「隙 間」

2010年04月29日(木) 鳴く夜、うぐいす平安興

名古屋の友が、来たのである。

単身、愛する妻子を差し置いて、やって来てくれたのである。

夕方、上野駅にて合流し、いざ向かわんや肉の陣。

かねてからの鶯谷の名店、

「鶯谷園」

を、あろうことか当日まで予約もせずに訪ねようとしていたのである。

それはいかん。
かの店は、この界隈随一の評判の店である。

待ち合わせに向かいしな連絡を入れてみると、八時半を過ぎないと席が空きません、とのことだったのである。

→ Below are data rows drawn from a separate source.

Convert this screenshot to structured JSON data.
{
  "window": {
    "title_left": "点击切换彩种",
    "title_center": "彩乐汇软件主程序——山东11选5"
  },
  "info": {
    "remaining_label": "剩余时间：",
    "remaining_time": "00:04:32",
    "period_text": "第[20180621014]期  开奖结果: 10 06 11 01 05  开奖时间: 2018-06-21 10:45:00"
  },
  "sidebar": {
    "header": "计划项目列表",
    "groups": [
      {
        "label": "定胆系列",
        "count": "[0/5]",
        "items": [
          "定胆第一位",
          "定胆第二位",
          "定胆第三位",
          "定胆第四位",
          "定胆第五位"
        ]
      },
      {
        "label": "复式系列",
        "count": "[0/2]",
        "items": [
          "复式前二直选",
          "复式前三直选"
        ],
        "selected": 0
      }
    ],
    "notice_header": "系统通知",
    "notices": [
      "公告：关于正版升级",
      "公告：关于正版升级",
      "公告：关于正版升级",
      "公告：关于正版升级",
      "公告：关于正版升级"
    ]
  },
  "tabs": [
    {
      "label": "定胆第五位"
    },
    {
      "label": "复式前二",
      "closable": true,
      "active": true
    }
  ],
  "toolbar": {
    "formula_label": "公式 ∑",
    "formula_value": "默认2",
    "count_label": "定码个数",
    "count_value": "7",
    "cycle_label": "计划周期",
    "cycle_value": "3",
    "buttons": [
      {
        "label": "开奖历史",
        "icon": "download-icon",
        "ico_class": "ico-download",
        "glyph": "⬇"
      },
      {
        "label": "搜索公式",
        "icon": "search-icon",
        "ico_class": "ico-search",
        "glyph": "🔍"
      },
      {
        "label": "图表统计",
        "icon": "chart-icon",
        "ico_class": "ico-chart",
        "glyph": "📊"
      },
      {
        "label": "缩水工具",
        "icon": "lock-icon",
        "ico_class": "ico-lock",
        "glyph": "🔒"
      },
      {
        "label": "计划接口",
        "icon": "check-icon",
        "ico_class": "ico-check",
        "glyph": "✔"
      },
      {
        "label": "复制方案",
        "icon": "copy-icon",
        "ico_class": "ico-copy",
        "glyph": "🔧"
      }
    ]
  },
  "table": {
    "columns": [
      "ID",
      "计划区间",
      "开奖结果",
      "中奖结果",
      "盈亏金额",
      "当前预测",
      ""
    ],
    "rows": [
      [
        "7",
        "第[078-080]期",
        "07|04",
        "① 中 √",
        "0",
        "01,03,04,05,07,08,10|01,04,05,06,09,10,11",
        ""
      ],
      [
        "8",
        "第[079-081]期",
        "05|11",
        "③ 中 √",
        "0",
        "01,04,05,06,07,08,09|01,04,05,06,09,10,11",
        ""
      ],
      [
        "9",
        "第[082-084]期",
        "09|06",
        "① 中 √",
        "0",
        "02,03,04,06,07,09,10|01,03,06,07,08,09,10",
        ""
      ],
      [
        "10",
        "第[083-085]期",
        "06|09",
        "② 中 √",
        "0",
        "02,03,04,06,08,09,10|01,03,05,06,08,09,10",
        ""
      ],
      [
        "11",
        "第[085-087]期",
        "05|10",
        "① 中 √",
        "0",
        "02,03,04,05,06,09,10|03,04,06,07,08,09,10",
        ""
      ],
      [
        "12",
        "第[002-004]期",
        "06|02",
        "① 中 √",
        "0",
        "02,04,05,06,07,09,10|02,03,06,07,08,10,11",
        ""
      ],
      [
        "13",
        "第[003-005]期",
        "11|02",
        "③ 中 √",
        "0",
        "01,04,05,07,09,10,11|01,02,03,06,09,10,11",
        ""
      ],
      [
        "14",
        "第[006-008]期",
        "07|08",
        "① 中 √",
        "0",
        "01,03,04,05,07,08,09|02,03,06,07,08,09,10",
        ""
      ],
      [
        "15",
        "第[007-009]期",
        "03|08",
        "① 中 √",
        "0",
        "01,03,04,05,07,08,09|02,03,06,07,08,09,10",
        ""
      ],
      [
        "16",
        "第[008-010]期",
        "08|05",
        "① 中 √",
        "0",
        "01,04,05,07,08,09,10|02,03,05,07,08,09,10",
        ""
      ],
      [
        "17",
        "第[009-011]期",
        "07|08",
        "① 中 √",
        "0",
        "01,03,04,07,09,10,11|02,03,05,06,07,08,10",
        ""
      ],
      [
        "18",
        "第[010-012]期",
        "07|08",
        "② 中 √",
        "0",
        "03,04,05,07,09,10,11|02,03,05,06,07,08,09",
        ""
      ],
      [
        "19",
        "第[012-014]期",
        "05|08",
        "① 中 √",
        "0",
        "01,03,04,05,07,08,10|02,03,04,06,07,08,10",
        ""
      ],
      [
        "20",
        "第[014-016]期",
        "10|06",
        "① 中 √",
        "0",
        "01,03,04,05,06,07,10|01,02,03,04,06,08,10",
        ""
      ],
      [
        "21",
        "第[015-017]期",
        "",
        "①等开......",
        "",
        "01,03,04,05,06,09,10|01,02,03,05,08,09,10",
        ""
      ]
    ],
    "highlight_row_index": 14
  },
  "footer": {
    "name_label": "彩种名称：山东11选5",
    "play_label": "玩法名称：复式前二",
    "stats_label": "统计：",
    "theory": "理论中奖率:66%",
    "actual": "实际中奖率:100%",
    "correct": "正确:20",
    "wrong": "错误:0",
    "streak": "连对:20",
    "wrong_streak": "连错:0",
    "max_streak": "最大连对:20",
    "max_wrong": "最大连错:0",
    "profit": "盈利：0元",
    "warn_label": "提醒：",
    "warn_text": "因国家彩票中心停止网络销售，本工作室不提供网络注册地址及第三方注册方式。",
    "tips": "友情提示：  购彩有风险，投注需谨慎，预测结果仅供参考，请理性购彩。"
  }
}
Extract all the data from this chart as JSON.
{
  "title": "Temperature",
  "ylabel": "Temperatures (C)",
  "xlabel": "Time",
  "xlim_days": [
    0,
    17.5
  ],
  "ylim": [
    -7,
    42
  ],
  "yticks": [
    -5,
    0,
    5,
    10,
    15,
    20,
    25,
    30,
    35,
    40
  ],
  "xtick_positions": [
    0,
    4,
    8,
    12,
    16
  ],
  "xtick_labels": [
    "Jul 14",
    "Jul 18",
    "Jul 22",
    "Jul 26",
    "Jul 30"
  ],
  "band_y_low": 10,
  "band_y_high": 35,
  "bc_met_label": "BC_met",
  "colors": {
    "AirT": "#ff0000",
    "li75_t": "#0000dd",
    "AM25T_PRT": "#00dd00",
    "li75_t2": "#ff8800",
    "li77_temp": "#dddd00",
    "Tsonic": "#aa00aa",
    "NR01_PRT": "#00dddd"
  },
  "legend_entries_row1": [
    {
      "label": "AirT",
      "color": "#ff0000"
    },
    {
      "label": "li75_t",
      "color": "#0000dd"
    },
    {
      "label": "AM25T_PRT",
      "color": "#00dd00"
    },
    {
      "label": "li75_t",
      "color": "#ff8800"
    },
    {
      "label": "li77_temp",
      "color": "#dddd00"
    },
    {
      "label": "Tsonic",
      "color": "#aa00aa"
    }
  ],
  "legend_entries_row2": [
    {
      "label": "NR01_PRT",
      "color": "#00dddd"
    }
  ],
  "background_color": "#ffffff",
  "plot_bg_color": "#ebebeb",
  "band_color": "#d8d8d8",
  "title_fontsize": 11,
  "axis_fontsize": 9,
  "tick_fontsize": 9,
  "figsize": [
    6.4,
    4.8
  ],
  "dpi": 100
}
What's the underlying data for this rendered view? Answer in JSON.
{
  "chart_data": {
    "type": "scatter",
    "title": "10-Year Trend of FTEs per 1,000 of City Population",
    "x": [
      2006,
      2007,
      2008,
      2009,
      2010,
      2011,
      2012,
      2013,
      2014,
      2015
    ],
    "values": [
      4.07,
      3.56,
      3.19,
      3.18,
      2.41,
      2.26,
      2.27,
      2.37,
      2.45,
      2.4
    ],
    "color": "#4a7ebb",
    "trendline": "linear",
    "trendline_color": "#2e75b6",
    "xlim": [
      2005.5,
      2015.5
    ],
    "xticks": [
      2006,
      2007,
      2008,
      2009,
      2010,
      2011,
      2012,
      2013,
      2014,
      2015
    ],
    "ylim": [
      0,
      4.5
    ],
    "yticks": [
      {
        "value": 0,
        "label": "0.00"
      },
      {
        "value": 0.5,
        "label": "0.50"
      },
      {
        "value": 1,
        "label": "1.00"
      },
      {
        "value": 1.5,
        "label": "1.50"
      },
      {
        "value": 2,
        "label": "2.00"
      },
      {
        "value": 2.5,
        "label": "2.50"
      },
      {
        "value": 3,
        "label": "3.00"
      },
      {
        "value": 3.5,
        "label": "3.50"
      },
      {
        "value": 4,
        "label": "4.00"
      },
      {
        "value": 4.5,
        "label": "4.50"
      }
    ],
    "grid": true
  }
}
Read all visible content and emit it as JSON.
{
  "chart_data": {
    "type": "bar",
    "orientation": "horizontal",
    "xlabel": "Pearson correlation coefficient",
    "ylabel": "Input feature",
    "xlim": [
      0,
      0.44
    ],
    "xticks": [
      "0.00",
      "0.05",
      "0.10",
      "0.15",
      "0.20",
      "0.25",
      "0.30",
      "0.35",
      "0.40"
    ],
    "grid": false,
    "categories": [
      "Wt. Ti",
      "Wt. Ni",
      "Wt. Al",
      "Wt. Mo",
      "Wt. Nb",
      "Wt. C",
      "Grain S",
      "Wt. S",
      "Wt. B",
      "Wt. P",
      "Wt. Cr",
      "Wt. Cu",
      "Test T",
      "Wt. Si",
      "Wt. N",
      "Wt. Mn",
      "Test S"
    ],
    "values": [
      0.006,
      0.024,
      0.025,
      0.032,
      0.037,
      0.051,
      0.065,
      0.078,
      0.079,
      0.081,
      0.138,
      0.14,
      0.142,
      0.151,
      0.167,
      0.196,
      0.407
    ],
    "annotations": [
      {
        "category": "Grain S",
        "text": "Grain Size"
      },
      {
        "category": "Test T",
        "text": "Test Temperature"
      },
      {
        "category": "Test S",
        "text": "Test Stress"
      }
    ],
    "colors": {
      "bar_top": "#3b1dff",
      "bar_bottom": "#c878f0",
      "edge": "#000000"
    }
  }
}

慌てその時間に席をとってもらうよう頼み、さりとてそれまで二時間ちかくも余裕がある。

最後の砦、我らが

「西日暮里ホルモン」

これまた秀逸な店であるが、そちらの様子を伺ってみる。

席をとるどころではなく、九時以降に店に来て待ってていなければ、いやそれでも何時になるかわからない。

との、さらに厳しい様子だったのである。

友と深くうなずき合ったのである。
次回からは、せめて前日までに店をとるようにしよう、と。

三重の半分を越え熊野に参らんとする前に、ようやく悟った次第である。

「鶯谷園」にとって返し、店前に群がる人を見る。

極旨である。

一皿目の厚切りハラミをパクリと口に放り込むや否や、

はうぅ……と。

このまま肉汁と共に溶け出してしまいたい。
これこそまさに世界平和。
蓮華に座する御姿が脳髄に浮かぶ。

向こうの友も、「おっ」と声をあげたのち、同じく感動に襲われているようであった。

一を知って十を知る。

ここは名店の類いに入るであろう。

高額を払わずして、
この幸福感である。

なんと慈愛に満ちた世界なのだろう。

至福、恍惚のひとときはあっという間に過ぎてしまうものである。

次回からはまず、この「鶯谷園」とし、ホルモンが恋しいときに「西日暮里ホルモン」を選ぶことにしたい。